Feature
Coming Home...
Saba Kabir
THERE is something about the air in Dhaka. Whether it's the pollution playing tricks on your unaccustomed body chemistry, or the dense, invisible mist of nostalgia that has you gasping for breath, you're not sure, but there is definitely something about the air. Yet that is not what's on your mind as you make your way through the clogged arteries of the city, on a deathtrap of a rickshaw, wondering how on earth the rickshaw-mama has managed to pull off his latest physics-defying stunt, with you in tow for good measure, hanging on for dear life. Having been numbed to the whole near-death experience thing by the umpteenth near-death experience over the 10 minute ride, your mind comes to dwell, with some pride, on the inhuman driving skills on display in the roads of the city. Being an F1 nut yourself, it seems to you that the insane reflexes, the mad amounts of concentration, and the crazy hand-eye coordination demonstrated by these driver-bhais would easily surpass those of the most highly paid F1 drivers of the planet, and then some, and for what? 5000 measly takas a month and lunch if they are lucky; what's that you do the mental math and come up with less than a hundred dollars for an entire month. But you forget, you who is in some urgent need for some hardcore repatriation, the value of taka. But it is you who forget, O omniscient narrator, that repatriation is what got me on this absurd contraption on wheels in the first place you retort. And perhaps I do, but as you come nearer to the end of your rickshaw ride, desperately trying to will away all those years of estrangement with the city, the unfamiliarity of it all still breaks your heart. Dhaka to you seems like an assortment of paradoxes and improbabilities, in its opulence and its poverty, in its grandeur and its filth, its benevolence and its cruelty, in its mania and its depression, in its realities and its illusions.
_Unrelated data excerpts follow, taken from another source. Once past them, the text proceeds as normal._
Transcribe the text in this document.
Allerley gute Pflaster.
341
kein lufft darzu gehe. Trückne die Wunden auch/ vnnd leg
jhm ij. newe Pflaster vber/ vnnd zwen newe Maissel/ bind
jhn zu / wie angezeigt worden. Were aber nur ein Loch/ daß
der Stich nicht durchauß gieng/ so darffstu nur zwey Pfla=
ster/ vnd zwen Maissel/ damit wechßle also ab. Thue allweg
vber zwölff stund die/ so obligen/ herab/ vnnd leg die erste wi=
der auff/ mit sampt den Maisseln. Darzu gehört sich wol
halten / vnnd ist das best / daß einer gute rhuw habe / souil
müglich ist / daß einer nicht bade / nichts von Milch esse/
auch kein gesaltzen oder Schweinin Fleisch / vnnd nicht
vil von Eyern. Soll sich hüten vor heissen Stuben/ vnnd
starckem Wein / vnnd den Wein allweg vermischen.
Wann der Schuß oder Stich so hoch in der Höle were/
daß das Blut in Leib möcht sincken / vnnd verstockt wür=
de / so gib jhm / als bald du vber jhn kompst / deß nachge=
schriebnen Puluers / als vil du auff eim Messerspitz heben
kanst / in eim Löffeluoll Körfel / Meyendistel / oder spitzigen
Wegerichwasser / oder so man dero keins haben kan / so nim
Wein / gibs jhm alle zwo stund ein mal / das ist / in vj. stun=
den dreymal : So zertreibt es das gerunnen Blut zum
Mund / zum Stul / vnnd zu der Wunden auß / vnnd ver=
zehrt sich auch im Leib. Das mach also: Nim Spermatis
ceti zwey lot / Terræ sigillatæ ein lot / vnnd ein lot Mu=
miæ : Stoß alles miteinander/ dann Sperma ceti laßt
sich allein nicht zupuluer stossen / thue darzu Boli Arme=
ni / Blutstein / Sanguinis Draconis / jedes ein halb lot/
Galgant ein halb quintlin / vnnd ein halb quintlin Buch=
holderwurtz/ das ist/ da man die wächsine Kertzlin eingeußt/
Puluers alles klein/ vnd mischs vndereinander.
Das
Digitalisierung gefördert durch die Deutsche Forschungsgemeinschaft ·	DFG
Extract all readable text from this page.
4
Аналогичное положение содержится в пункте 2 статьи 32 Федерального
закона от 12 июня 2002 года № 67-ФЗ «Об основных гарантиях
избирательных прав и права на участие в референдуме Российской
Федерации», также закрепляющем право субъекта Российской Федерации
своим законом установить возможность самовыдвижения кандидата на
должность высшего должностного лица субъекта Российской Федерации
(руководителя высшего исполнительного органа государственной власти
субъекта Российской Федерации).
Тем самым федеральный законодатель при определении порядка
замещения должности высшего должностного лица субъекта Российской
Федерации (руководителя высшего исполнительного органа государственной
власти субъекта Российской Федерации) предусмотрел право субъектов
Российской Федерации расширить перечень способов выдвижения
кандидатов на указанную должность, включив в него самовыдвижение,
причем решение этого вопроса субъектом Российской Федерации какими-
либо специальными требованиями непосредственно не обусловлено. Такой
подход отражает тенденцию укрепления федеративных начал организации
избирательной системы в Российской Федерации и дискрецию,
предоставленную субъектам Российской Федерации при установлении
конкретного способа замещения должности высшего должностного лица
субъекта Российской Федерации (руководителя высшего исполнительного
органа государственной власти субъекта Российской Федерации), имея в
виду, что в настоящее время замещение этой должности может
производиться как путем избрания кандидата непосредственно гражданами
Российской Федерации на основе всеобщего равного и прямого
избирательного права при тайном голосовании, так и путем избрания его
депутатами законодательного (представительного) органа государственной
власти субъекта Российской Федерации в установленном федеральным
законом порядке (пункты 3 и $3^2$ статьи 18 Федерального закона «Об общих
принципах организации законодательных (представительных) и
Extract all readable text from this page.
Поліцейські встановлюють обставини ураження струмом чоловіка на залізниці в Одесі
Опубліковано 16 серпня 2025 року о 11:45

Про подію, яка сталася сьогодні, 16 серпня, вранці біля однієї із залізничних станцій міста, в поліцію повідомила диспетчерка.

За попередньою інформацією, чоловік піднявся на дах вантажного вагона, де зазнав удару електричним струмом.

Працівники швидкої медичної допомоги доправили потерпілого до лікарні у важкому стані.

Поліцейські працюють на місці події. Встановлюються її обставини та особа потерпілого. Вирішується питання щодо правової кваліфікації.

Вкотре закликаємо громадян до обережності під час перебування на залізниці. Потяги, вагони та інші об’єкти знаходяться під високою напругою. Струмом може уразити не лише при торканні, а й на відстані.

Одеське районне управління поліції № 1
Shut your face you twat, you and your silly words and some stupid ploy to work up the word-count. You don't know what you're on about. What who how!!! Who the hell was that and what the hell are you doing on my piece!?! This is the Dhakaiya part of your subject's consciousness, you nitwit. Where is the omniscience now, narrator bhaiya? No need to mouth-off, boy. But I am glad to see you there though. I was beginning to give up hope for a second there. Our hapless hero of the rickshaw, the erstwhile expat, might be completely lost at sea here, but you, dear Dhakaite, you know that there is nothing paradoxical about a slum in the shadow of a swanky, 5-star hotel, that there is nothing implausible about an entire nation being shut down for months, about going to school on the bus one day and on a boat the next, or about watching activists and law-enforcement agents taking turns to bludgeon each other to quadriplegia because somebody didn't like an adjective or two on an official looking document. Life is itself only a collection of contradictions, improbabilities, paradoxes, and what have you. It is just that it is more apparent in some places than others, and Dhaka just happens to be a place where it all boils over to the surface. We've got nothing to hide, no skeletons in the closet and we are proud of it. But anyway, now that I've achieved a respectable looking word-count, and perhaps more importantly, now that I've found you, dear Dhakaite, albeit in a slightly schizophrenic form, I guess this is as far as we go together. Its job done, repatriation complete. Welcome home. Mamu, ektu raakhen.